Tras unos meses marcados por los extremos climáticos, las altas temperaturas y el avance de las sequías, la presencia de estos insectos está disminuyendo a cotas inéditas. Todavía no hay cifras definitivas sobre cuántas abejas han desaparecido en el último año pero, según apuntan científicos y apicultores, los primeros recuentos de las colmenas muestra que se podrían han perdido cerca de un tercio de los ejemplares y que la cosecha de miel ha caído al menos un 50%. Si los presagios se confirman, este podría ser el primer año desde que existen registros en el que España pierde abejas.

La crisis apícola es un síntoma más del avance de la crisis climática en España. Este año, por ejemplo, las sequías y el calor extremo del verano han secado muchas plantas y han evitado que muchas otras florecieran. La falta de lluvias ha mermado la presencia de charcas. Y a falta de flores y agua, muchos insectos se han visto expuestos a una falta de alimentos sin precedentes. Los extremos climáticos (como las heladas repentinas del invierno o las altas temperaturas del verano) también han entorpecido la época de reproducción, han mermado la cría de estos insectos y ha reducido sustancialmente la población de abejas que entra en hibernación.

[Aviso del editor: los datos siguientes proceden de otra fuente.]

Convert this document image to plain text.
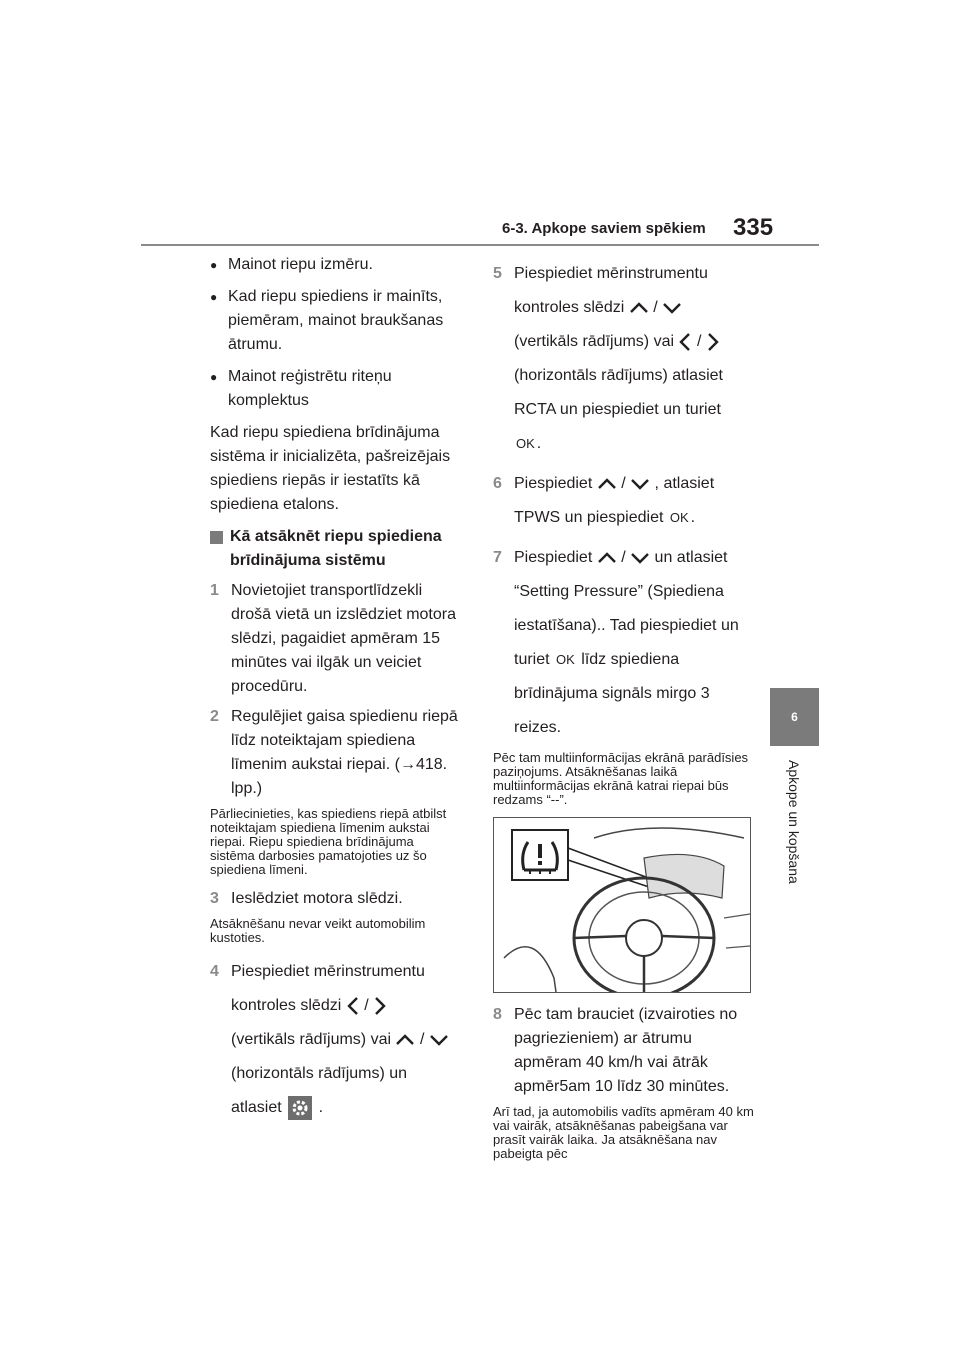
6-3. Apkope saviem spēkiem 335
6
Apkope un kopšana
● Mainot riepu izmēru.
● Kad riepu spiediens ir mainīts, piemēram, mainot braukšanas ātrumu.
● Mainot reģistrētu riteņu komplektus

Kad riepu spiediena brīdinājuma sistēma ir inicializēta, pašreizējais spiediens riepās ir iestatīts kā spiediena etalons.

Kā atsāknēt riepu spiediena brīdinājuma sistēmu
1 Novietojiet transportlīdzekli drošā vietā un izslēdziet motora slēdzi, pagaidiet apmēram 15 minūtes vai ilgāk un veiciet procedūru.
2 Regulējiet gaisa spiedienu riepā līdz noteiktajam spiediena līmenim aukstai riepai. (→418. lpp.)

Pārliecinieties, kas spiediens riepā atbilst noteiktajam spiediena līmenim aukstai riepai. Riepu spiediena brīdinājuma sistēma darbosies pamatojoties uz šo spiediena līmeni.

3 Ieslēdziet motora slēdzi.

Atsāknēšanu nevar veikt automobilim kustoties.

4 Piespiediet mērinstrumentu
kontroles slēdzi /
(vertikāls rādījums) vai /
(horizontāls rādījums) un
atlasiet .
5 Piespiediet mērinstrumentu
kontroles slēdzi /
(vertikāls rādījums) vai /
(horizontāls rādījums) atlasiet
RCTA un piespiediet un turiet
OK .
6 Piespiediet / , atlasiet
TPWS un piespiediet OK .
7 Piespiediet / un atlasiet
“Setting Pressure” (Spiediena
iestatīšana).. Tad piespiediet un
turiet OK līdz spiediena
brīdinājuma signāls mirgo 3
reizes.

Pēc tam multiinformācijas ekrānā parādīsies paziņojums. Atsāknēšanas laikā multiinformācijas ekrānā katrai riepai būs redzams “--”.

8 Pēc tam brauciet (izvairoties no pagriezieniem) ar ātrumu apmēram 40 km/h vai ātrāk apmēr5am 10 līdz 30 minūtes.

Arī tad, ja automobilis vadīts apmēram 40 km vai vairāk, atsāknēšanas pabeigšana var prasīt vairāk laika. Ja atsāknēšana nav pabeigta pēc
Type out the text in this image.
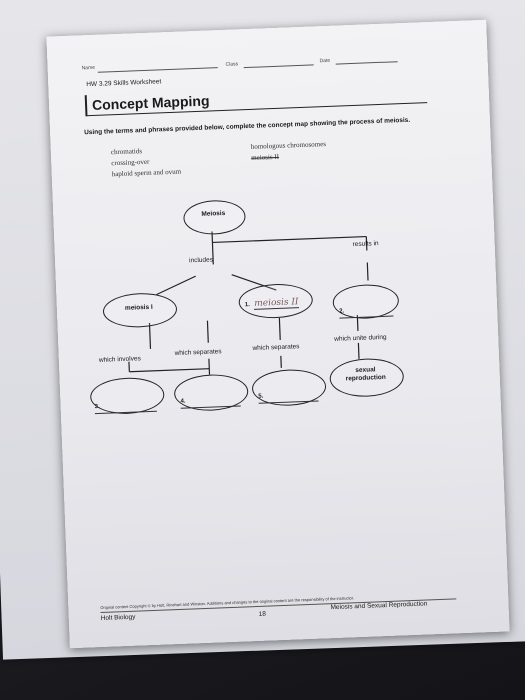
Name
Class
Date
HW 3.29 Skills Worksheet
Concept Mapping
Using the terms and phrases provided below, complete the concept map showing the process of meiosis.
chromatids
crossing-over
haploid sperm and ovum
homologous chromosomes
meiosis II
Meiosis
includes
results in
meiosis I	1. meiosis II
2.
which involves
which separates
which separates
which unite during
3.
4.
5.
sexual reproduction
Original content Copyright © by Holt, Rinehart and Winston. Additions and changes to the original content are the responsibility of the instructor.
Holt Biology	18
Meiosis and Sexual Reproduction
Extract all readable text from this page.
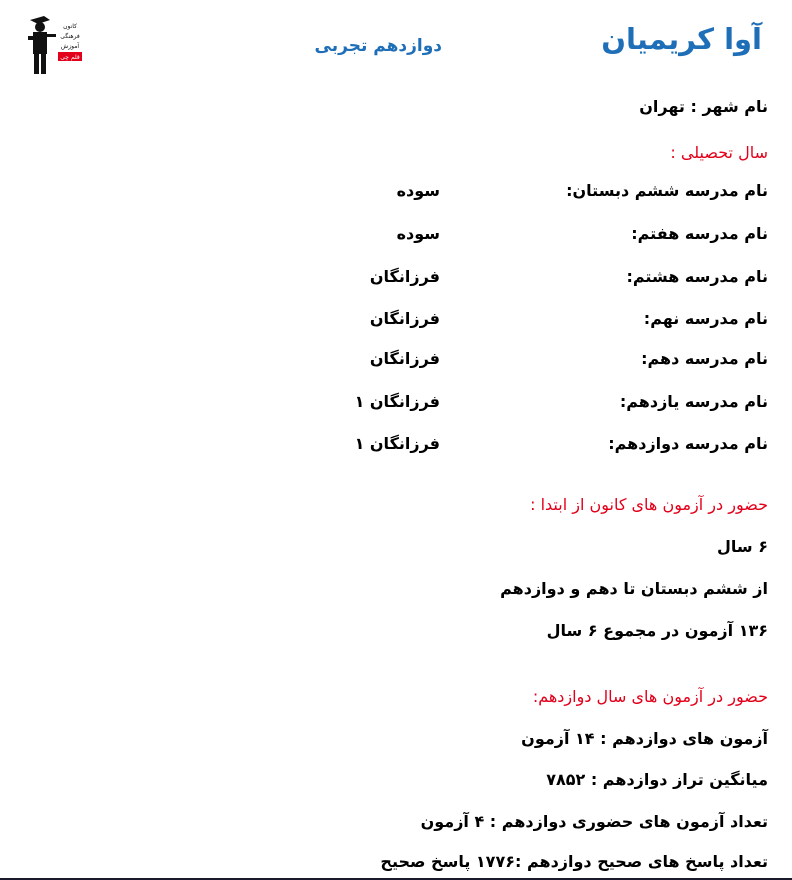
کانون
فرهنگی
آموزش
قلم چی
آوا کریمیان
دوازدهم تجربی
نام شهر : تهران
سال تحصیلی :
نام مدرسه ششم دبستان:
سوده
نام مدرسه هفتم:
سوده
نام مدرسه هشتم:
فرزانگان
نام مدرسه نهم:
فرزانگان
نام مدرسه دهم:
فرزانگان
نام مدرسه یازدهم:
فرزانگان ۱
نام مدرسه دوازدهم:
فرزانگان ۱
حضور در آزمون های کانون از ابتدا :
۶ سال
از ششم دبستان تا دهم و دوازدهم
۱۳۶ آزمون در مجموع ۶ سال
حضور در آزمون های سال دوازدهم:
آزمون های دوازدهم : ۱۴ آزمون
میانگین تراز دوازدهم : ۷۸۵۲
تعداد آزمون های حضوری دوازدهم : ۴ آزمون
تعداد پاسخ های صحیح دوازدهم :۱۷۷۶ پاسخ صحیح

“Estamos ante un problema acumulativo. Este año ha sido especialmente trágico, pero en cierto modo la sensación es que llueve sobre mojado”, explica el biólogo Gerardo Caja, director del proyecto UABee de la Universitat Autònoma de Barcelona. Según esgrime este experto, el avance de la crisis climática expone a las abejas a cada vez más amenazas. En las especies silvestres se observa una pérdida de poblaciones de un 10% anual. En el caso de las abejas de apicultura, en palabras de Caja, “hasta ahora la especie ha aguantado el chaparrón por la incansable labor de los apicultores, no porque lo tengan más fácil”.